~ Vladimer ~
Vladimer was born in Moscow and was living with another relative and not with his parents. When he was 7 years old, for the summer he was sent to stay with a Jewish aunt and uncle in Ukraine.
One week after Vladimer arrived the war started. He was then evacuated with his aunt and cousins to the Ural Mountain area to stay with other family there. He had no school for one year. His uncle was a veteran and was not allowed to evacuate. He was sent to a concentration camp in Austria. His uncle was there until the end of the war and liberated by the Americans. They offered to send him to the USA but he chose to return to his family.
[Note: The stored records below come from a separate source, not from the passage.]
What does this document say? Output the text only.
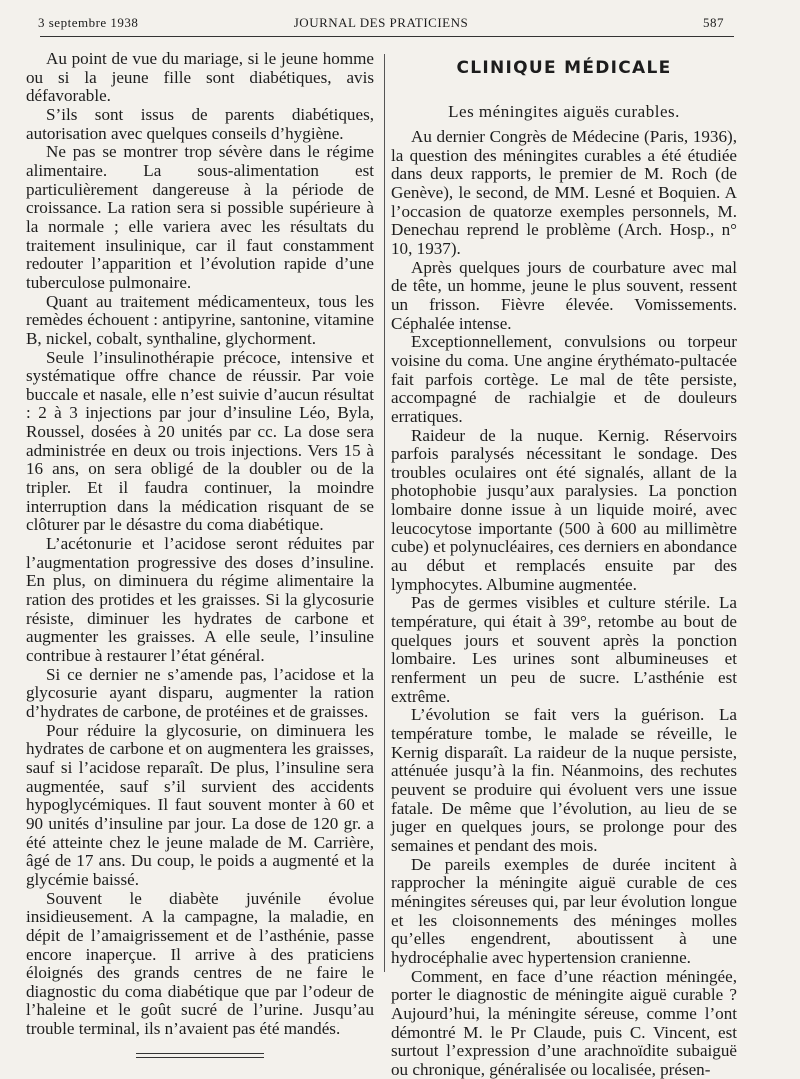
3 septembre 1938	JOURNAL DES PRATICIENS	587

Au point de vue du mariage, si le jeune homme ou si la jeune fille sont diabétiques, avis défavorable.

S’ils sont issus de parents diabétiques, autorisation avec quelques conseils d’hygiène.

Ne pas se montrer trop sévère dans le régime alimentaire. La sous-alimentation est particulièrement dangereuse à la période de croissance. La ration sera si possible supérieure à la normale ; elle variera avec les résultats du traitement insulinique, car il faut constamment redouter l’apparition et l’évolution rapide d’une tuberculose pulmonaire.

Quant au traitement médicamenteux, tous les remèdes échouent : antipyrine, santonine, vitamine B, nickel, cobalt, synthaline, glychorment.

Seule l’insulinothérapie précoce, intensive et systématique offre chance de réussir. Par voie buccale et nasale, elle n’est suivie d’aucun résultat : 2 à 3 injections par jour d’insuline Léo, Byla, Roussel, dosées à 20 unités par cc. La dose sera administrée en deux ou trois injections. Vers 15 à 16 ans, on sera obligé de la doubler ou de la tripler. Et il faudra continuer, la moindre interruption dans la médication risquant de se clôturer par le désastre du coma diabétique.

L’acétonurie et l’acidose seront réduites par l’augmentation progressive des doses d’insuline. En plus, on diminuera du régime alimentaire la ration des protides et les graisses. Si la glycosurie résiste, diminuer les hydrates de carbone et augmenter les graisses. A elle seule, l’insuline contribue à restaurer l’état général.

Si ce dernier ne s’amende pas, l’acidose et la glycosurie ayant disparu, augmenter la ration d’hydrates de carbone, de protéines et de graisses.

Pour réduire la glycosurie, on diminuera les hydrates de carbone et on augmentera les graisses, sauf si l’acidose reparaît. De plus, l’insuline sera augmentée, sauf s’il survient des accidents hypoglycémiques. Il faut souvent monter à 60 et 90 unités d’insuline par jour. La dose de 120 gr. a été atteinte chez le jeune malade de M. Carrière, âgé de 17 ans. Du coup, le poids a augmenté et la glycémie baissé.

Souvent le diabète juvénile évolue insidieusement. A la campagne, la maladie, en dépit de l’amaigrissement et de l’asthénie, passe encore inaperçue. Il arrive à des praticiens éloignés des grands centres de ne faire le diagnostic du coma diabétique que par l’odeur de l’haleine et le goût sucré de l’urine. Jusqu’au trouble terminal, ils n’avaient pas été mandés.

CLINIQUE MÉDICALE
Les méningites aiguës curables.

Au dernier Congrès de Médecine (Paris, 1936), la question des méningites curables a été étudiée dans deux rapports, le premier de M. Roch (de Genève), le second, de MM. Lesné et Boquien. A l’occasion de quatorze exemples personnels, M. Denechau reprend le problème (Arch. Hosp., n° 10, 1937).

Après quelques jours de courbature avec mal de tête, un homme, jeune le plus souvent, ressent un frisson. Fièvre élevée. Vomissements. Céphalée intense.

Exceptionnellement, convulsions ou torpeur voisine du coma. Une angine érythémato-pultacée fait parfois cortège. Le mal de tête persiste, accompagné de rachialgie et de douleurs erratiques.

Raideur de la nuque. Kernig. Réservoirs parfois paralysés nécessitant le sondage. Des troubles oculaires ont été signalés, allant de la photophobie jusqu’aux paralysies. La ponction lombaire donne issue à un liquide moiré, avec leucocytose importante (500 à 600 au millimètre cube) et polynucléaires, ces derniers en abondance au début et remplacés ensuite par des lymphocytes. Albumine augmentée.

Pas de germes visibles et culture stérile. La température, qui était à 39°, retombe au bout de quelques jours et souvent après la ponction lombaire. Les urines sont albumineuses et renferment un peu de sucre. L’asthénie est extrême.

L’évolution se fait vers la guérison. La température tombe, le malade se réveille, le Kernig disparaît. La raideur de la nuque persiste, atténuée jusqu’à la fin. Néanmoins, des rechutes peuvent se produire qui évoluent vers une issue fatale. De même que l’évolution, au lieu de se juger en quelques jours, se prolonge pour des semaines et pendant des mois.

De pareils exemples de durée incitent à rapprocher la méningite aiguë curable de ces méningites séreuses qui, par leur évolution longue et les cloisonnements des méninges molles qu’elles engendrent, aboutissent à une hydrocéphalie avec hypertension cranienne.

Comment, en face d’une réaction méningée, porter le diagnostic de méningite aiguë curable ? Aujourd’hui, la méningite séreuse, comme l’ont démontré M. le Pr Claude, puis C. Vincent, est surtout l’expression d’une arachnoïdite subaiguë ou chronique, généralisée ou localisée, présen-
His father and mother were put in Stalins prison, the oppression of Jews, and sent to the gulag (concentration camp). They were separated and put into two different prisons, taken in 1935 when Vladimir was 3 years old. This is why he lived with other relatives. Both parents were sentenced to 6 years. Instead they were kept for 11 years.
In 1946 his father was released when Vladimir was 14 years old. His mother was executed but he did not know that until he found out in the archives in Moscow. His father knew before but did not say anything.
Vladimer went to live with his father then and finished school in Bauminska. He remembers German POW’s in Moscow; a lot of them were sent to work in Russia. They worked hard because otherwise they would not eat. He also remembers his foster grandfather. He was very old.
Vladimer went to school and became a Construction Engineer, cutting metal. After graduation he was sent to Minsk to work. (In the Soviet Union when someone graduates from school the government decides where to send you to work) He was in Belarus, near Minsk.
Vladimer’s wife died but their daughter is in Akko. Their granddaughter and great-granddaughter are in Israel as well. He likes to go to the old city of Acre a lot, buys fish, vegetables there.
Vladimer also has a cactus garden in his apartment. He has books how to cultivate and grow the cactus and has had rare flowers on them. Vladimer is a happy man, fun to talk to.
“I am happy. I was always with family and never in an orphanage in the war.”